Friday, 14 July 2017

Spain - Day 13: Panticosa to San Nicolas de Bujaruelo


View of yesterdays descent

The morning was as you can see beautiful. Our socks, surprisingly dry. Breakfast filling and we were all happy. But not for long. It is to be a day of two halves. The first half 900m of climbing in about 6km up. Which is about 15% - we will be nothing to sniff at when we get to the top. The second half down.

We had met two Spanish walkers the previous night and they were going the same way. But started later than us - they had the rhythm thing sussed. And the heat didn't bother then so much.


In and out of the sun
We started in the shade which was nice. But of course as the Earth spins the shadows move. However, we had made a good portion of the climb before our own personal sun rise.

People ask what we talk about when we walk. Let me tell you a secret - at 15% we don't talk about anything. Just switch to 'Go Mode' and go.

Don't think. 
Don't talk. 
Don't worry. 

Go Mode.
Mountaineers

Of course we stopped and panted and drank and took photos. Any excuse for a stop. Its amazing how many pee breaks you need going up.  But as they say (liars) the views make it all worth while. So we'd stop and look at the views. actually, they (whoever they are) are
right. It is worth it.




Mountains to be 'eered
Days like this make any effort worth it - it is perfect in every way. Blue skies, bare mountains, no wind, few people and of course up.

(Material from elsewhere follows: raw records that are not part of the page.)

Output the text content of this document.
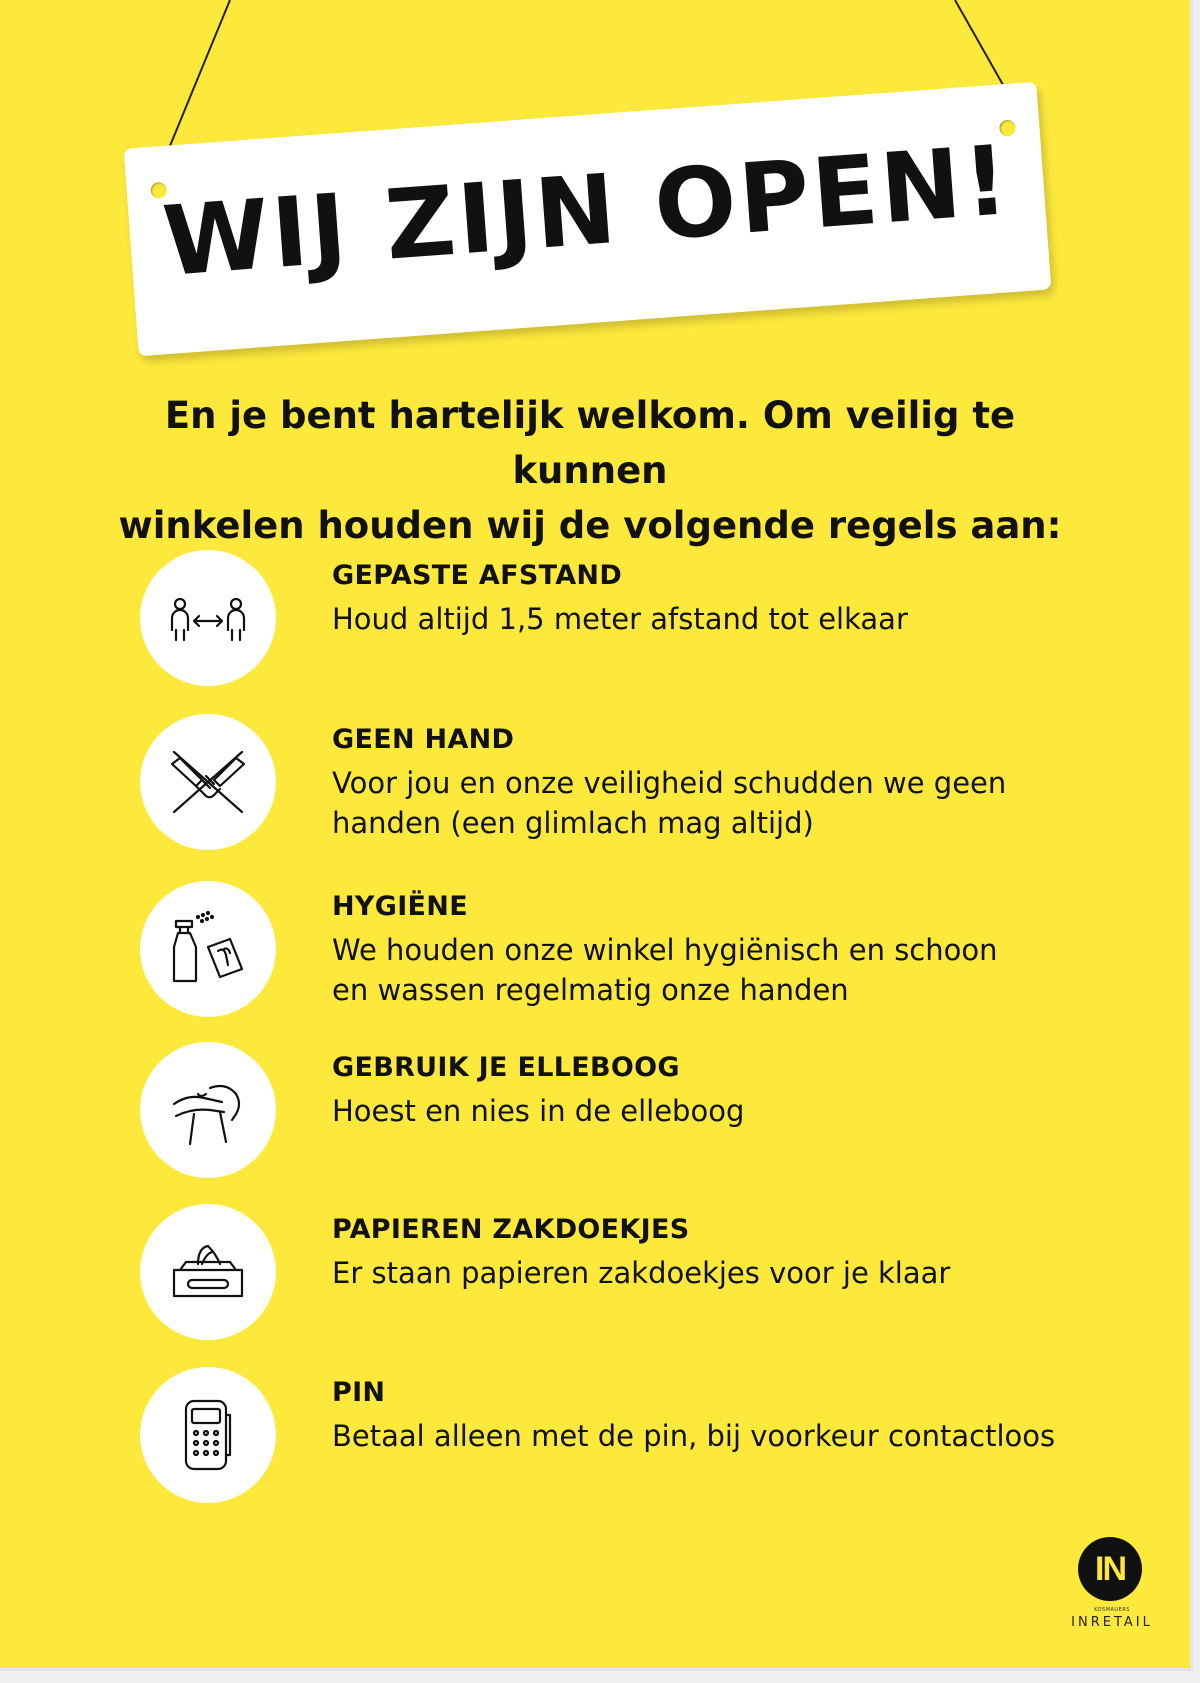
WIJ ZIJN OPEN!
En je bent hartelijk welkom. Om veilig te kunnen
winkelen houden wij de volgende regels aan:
GEPASTE AFSTAND
Houd altijd 1,5 meter afstand tot elkaar
GEEN HAND
Voor jou en onze veiligheid schudden we geen
handen (een glimlach mag altijd)
HYGIËNE
We houden onze winkel hygiënisch en schoon
en wassen regelmatig onze handen
GEBRUIK JE ELLEBOOG
Hoest en nies in de elleboog
PAPIEREN ZAKDOEKJES
Er staan papieren zakdoekjes voor je klaar
PIN
Betaal alleen met de pin, bij voorkeur contactloos
IN
KOSMAUERS
INRETAIL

Our new Spanish friends were following. We could them below slowly catching us up. Then one stop they passed us. Only to be passed in turn on their next stop. During these passings a friendship was starting to develop. You have to be nice - you might need these people to rescue you one day. And it makes life more pleasant and doesn't cost a penny.

We got up above the lake and what a view. Words simply can't do it justice. It was so nice that when we stopped to eat we all sat facing the view and not each other, as is the norm.

Wow...

We even posed for pictures it was so nice. The promise of things to come. High mountain lakes - sunshine and swimming. This is how we convinced the un-keen to actually embark on this cross country journey. Empty promises.

Smiley Happy People

The down however was a bitch. A huge boulder field, with well... huge boulders in it. No nice path to follow - just be the best mountain goat that you can be and hope not to fall. Not a bit of mountain to be seen. Just boulders growing. Which, I guess, is why they call it a boulder field. Thinking about it. I

Is this where mountains grow?

Boulders
You have to be careful. The pack throws your balance out of normal and nothing is flat and everything is hard. An unlucky false move and you can do some series damage to your delicate skin, bones and teeth.

But after a while - Concentrated 'Go Mode' you make it. And can look back and give encouraging advice to people just starting the other way
Bottom of the mountain nursery

The mountains here are full of cows and consequently cow shit. But they can't help it. They can be dangerous, at least that's what the guide book says. But looking at this young beauty who wouldn't fall in love. Just look at those eyes, those cheek bones and the silky hair.

Beauty is a beast

You can be too thin...
Of course life isn't all roses up here. The mountains can be harsh and unforgiving. This skull added nicely to our collection of pictures of dead animals. 

We have red squirrels, moles, cows, horses, sheep, snakes, weasels and a few assorted insects. You have to have a hobby.



Some efforts have been made to make moving in the mountains possible. Some taking more effort than other. This little overhang must have taken ages.


Don't look up. Or down.

At the bottom another ancient, medieval, bridge. To be honest I am not sure what 'medieval' actually means in terms of dates. But I am happy to substitute the word 'old'. 


Old bridge

The campsite was just over the bridge. We put up the tents watched them blowing in the wind and quickly moved into the hostel

We can't say enough out how good these Refugio's have been. Food (lots of it), wine with the meal, the company of other like minded idiots. Perfect places to swap awful stories about what has happened and what is to come.

Every one walking in the other direction talks about Pineta - and we'd heard of that in Candanchu.

The whole walk is billed as around 850km with 45km of ascent and of course 45km of decent. That is an average of 1km up and down a day and about 19km walking with an 'average' gradient' of 10% either up or down.